Enhanced Estimation and Validation of Ocean Surface Radial Velocity using Sentinel-1 TOPS IWSLC Data

Conference: EUSAR 2024 - 15th European Conference on Synthetic Aperture Radar
04/23/2024 - 04/26/2024 at Munich, Germany

Proceedings: EUSAR 2024

Pages: 6Language: englishTyp: PDF

Authors:
Iqbal Ahmed, Usman; Rabus, Bernhard; Geudtner, Dirk

Abstract:
Measuring the Doppler Centroid Anomaly (DCA) of Single Look Complex (SLC) SAR data is a powerful resource to estimate Ocean Surface Radial Velocity (OCN-RVL). The Sentinel-1 Ocean Surface Radial Velocity (S-1 OCN RVL) product derived from Interferometric Wide Swath (IW) Terrain Observation with Progressive Scan (TOPS) mode data was designed to increase both accuracy and resolution compared to the previously available ENVISAT-ASAR product. However, while theoretically better, the S-1 OCN RVL products available on the ESA Copernicus open access hub in practice have been plagued by strong processing artifacts manifesting as discontinuities within sub-swaths and bursts of the IW data. Moreover, the available S-1 OCN RVL products are also uncalibrated due to obvious non-zero velocities over land areas. Simon Fraser University (SFU) is working with the European Space Agency (ESA) to improve the ocean surface velocity estimation from Sentinel-1 IW TOPS SLC data.
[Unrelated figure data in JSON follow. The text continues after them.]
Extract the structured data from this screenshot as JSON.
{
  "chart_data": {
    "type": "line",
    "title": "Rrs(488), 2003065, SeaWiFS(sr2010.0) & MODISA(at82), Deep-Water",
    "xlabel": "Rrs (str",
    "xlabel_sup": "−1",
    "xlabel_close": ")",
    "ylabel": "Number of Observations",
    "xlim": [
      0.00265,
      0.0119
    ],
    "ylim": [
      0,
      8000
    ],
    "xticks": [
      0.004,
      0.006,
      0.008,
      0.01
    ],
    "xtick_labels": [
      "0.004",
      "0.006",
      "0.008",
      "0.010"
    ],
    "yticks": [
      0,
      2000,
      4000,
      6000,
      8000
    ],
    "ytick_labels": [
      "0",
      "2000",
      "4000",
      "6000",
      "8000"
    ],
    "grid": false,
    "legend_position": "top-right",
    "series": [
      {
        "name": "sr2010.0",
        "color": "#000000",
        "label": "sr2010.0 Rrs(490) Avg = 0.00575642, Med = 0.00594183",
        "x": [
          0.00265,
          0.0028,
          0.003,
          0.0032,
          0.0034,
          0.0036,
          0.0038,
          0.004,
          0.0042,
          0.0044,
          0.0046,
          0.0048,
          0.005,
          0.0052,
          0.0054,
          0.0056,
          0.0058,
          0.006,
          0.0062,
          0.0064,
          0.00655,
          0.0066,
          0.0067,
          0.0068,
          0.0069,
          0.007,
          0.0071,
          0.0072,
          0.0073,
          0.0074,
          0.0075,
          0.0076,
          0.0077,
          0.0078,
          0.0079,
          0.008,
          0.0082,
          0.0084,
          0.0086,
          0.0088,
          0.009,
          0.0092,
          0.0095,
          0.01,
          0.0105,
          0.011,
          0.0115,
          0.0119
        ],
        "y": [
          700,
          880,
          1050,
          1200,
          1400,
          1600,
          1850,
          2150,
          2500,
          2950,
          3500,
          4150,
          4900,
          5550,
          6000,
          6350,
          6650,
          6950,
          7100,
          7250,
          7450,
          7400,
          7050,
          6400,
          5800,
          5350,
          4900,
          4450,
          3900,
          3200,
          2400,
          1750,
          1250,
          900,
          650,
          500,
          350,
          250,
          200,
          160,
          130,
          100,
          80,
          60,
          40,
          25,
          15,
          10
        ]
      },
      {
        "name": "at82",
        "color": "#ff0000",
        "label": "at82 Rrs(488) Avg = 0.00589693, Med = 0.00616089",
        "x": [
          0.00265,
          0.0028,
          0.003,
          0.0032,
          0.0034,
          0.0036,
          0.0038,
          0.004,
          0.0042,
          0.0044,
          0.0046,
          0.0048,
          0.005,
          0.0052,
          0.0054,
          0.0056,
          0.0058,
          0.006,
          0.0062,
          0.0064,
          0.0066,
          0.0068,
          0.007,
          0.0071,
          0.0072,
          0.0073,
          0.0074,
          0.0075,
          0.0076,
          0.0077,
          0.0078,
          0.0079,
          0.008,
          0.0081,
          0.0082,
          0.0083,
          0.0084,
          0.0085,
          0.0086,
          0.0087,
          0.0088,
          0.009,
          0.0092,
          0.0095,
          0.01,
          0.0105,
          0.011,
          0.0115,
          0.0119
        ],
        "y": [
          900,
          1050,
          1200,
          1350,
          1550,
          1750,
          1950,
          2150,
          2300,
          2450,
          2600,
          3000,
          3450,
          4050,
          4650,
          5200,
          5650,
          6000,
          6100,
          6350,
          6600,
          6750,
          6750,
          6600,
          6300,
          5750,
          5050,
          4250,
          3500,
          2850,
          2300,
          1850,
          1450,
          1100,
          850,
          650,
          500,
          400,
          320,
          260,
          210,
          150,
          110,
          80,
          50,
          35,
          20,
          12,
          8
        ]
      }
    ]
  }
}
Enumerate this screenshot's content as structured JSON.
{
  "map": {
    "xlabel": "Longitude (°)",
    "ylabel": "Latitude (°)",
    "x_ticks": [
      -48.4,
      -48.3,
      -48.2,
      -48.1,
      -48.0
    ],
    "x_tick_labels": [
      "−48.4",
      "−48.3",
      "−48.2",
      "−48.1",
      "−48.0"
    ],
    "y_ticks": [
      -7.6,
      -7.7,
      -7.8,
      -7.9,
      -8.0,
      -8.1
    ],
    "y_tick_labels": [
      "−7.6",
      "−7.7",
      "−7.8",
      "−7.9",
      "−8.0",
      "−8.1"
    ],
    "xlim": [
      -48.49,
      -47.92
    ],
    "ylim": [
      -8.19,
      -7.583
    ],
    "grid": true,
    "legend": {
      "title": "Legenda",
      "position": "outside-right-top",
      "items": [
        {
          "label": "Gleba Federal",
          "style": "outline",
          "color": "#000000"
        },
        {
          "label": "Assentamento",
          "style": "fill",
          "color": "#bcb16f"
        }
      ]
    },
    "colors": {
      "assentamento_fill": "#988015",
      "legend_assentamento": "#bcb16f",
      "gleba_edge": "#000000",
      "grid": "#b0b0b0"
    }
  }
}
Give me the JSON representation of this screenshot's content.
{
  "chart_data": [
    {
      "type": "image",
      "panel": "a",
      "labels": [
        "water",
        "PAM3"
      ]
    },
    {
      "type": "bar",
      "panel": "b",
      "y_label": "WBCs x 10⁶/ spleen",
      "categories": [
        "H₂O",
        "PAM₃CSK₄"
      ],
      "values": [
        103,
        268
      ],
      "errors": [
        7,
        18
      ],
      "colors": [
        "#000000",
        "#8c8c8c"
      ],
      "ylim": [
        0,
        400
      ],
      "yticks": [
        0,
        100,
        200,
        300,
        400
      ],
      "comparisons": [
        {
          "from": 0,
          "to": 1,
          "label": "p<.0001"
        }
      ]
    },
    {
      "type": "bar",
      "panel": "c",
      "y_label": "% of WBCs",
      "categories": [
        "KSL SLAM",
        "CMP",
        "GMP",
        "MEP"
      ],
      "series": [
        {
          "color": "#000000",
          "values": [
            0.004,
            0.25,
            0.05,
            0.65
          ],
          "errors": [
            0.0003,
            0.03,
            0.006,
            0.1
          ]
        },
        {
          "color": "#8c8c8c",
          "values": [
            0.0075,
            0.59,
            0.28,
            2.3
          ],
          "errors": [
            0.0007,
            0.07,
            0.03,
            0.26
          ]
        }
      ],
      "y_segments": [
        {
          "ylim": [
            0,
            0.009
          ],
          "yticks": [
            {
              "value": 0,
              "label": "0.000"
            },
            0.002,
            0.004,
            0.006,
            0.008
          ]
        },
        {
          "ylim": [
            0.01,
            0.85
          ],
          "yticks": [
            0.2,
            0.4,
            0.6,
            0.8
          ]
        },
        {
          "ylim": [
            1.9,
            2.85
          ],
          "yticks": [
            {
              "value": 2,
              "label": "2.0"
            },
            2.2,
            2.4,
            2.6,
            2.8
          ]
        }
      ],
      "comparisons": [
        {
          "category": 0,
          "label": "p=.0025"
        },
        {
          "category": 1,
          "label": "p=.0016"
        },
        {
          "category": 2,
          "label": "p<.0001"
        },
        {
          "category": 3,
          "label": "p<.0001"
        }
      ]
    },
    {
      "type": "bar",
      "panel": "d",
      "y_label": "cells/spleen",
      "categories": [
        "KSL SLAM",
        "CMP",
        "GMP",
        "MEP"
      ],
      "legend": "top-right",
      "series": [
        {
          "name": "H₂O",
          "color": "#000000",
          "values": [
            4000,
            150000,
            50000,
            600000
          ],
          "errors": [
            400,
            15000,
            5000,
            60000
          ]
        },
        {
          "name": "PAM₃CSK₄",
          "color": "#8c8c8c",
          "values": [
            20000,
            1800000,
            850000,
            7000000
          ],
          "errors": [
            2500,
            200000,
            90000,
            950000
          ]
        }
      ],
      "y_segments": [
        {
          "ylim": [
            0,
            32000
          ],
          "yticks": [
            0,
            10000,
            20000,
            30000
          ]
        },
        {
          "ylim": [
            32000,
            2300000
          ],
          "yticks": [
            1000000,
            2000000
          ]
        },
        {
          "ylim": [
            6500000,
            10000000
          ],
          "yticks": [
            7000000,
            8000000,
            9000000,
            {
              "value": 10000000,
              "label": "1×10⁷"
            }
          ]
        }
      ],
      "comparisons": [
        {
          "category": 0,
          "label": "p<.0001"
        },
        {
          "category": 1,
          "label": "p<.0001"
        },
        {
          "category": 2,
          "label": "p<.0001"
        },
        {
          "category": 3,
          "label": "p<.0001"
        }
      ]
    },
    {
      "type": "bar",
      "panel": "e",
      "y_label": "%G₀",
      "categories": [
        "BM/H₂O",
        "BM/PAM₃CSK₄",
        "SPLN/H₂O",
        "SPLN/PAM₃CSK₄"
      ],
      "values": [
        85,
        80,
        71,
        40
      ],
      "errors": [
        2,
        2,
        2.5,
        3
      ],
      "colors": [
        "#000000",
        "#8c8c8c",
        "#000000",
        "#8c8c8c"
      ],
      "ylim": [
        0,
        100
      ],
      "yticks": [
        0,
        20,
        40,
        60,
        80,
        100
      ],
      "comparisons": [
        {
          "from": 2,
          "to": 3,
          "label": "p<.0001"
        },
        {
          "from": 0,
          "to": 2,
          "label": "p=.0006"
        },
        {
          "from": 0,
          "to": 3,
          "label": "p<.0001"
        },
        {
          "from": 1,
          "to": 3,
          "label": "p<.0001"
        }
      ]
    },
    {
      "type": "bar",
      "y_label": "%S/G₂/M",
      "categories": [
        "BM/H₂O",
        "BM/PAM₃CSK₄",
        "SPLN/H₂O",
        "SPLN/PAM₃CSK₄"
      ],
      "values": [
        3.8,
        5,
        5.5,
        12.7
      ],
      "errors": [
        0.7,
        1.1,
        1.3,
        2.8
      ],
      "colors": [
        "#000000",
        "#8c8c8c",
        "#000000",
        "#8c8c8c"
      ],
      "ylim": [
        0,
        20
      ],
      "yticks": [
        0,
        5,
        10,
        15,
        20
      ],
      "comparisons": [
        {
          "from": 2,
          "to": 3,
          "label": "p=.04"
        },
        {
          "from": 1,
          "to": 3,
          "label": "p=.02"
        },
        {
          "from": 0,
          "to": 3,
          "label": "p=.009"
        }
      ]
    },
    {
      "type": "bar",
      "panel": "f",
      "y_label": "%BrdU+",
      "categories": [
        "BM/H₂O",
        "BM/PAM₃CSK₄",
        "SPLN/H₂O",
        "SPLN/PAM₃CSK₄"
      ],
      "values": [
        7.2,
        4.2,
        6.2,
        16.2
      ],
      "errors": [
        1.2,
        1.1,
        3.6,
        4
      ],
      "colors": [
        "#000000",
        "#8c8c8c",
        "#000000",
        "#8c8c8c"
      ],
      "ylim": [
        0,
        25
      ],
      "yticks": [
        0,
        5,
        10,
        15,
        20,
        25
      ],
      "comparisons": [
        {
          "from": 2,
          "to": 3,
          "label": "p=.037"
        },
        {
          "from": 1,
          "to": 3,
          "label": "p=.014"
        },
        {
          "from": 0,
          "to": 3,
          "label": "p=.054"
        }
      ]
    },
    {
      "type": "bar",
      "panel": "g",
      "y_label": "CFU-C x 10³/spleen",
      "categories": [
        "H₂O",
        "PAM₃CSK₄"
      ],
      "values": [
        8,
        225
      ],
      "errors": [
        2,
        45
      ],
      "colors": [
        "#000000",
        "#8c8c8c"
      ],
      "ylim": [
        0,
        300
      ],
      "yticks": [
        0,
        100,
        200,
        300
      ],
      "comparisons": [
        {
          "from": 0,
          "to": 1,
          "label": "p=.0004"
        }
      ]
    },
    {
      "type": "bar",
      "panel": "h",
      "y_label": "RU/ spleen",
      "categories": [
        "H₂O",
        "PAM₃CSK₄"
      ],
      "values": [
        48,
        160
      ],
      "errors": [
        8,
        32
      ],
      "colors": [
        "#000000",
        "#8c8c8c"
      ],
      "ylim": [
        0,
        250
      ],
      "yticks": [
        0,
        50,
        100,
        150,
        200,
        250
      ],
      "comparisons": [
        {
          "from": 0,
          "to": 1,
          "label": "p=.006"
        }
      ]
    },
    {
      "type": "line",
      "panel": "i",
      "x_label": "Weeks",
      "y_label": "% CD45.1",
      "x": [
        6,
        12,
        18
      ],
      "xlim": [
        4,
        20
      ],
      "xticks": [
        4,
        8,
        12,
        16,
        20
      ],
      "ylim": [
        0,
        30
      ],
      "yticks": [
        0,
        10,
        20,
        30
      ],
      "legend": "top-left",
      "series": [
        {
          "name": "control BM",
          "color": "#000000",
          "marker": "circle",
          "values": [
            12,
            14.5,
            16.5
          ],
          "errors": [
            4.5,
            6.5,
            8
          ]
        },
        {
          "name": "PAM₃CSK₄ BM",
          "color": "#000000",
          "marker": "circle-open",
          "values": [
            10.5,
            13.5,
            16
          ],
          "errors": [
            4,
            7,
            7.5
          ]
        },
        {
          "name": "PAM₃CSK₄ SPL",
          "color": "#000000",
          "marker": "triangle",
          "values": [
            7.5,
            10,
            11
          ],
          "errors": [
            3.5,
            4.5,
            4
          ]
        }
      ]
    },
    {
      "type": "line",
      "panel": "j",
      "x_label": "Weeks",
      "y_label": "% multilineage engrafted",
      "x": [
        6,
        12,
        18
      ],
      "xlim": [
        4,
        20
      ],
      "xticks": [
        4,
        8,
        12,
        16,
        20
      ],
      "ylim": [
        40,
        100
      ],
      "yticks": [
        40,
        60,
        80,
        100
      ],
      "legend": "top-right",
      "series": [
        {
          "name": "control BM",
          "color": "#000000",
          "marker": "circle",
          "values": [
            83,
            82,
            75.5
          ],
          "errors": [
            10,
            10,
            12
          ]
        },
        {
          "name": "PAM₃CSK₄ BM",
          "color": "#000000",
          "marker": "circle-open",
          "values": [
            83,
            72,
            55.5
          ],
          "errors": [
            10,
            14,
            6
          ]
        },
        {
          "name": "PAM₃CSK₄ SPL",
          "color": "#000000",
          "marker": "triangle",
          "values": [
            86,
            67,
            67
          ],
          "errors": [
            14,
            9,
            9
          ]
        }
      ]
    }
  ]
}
We propose a novel algorithm for S-1 IW TOPS SLC based Dopler Centroid Anomaly data that robustly exploits the continuity constraints for the Doppler signature surface across bursts and sub-swaths to generate a smooth and enhanced Ocean Surface Radial Velocity product. To assess the validity of our approach we perform a cross comparison with ocean surface radial velocity products derived from RADARSAT-2 Moving Object Detection Experiment (MODEX-1). A total of twelve co-incident acquisitions for Sentinel-1 IW TOPS and RADARSAT-2 Modex-1 mode at six different sites across the world were collected for this purpose. Here, we present a preliminary result for a data collection over Bay of Fundy on 6th July 2020. Our proposed method produces a continuous ocean radial velocity map that is both free of discontinuities and quantitatively agrees more closely with the simultaneous corresponding RS-2 ATI and DCA based maps compared to the existing S-1 OCN RVL product.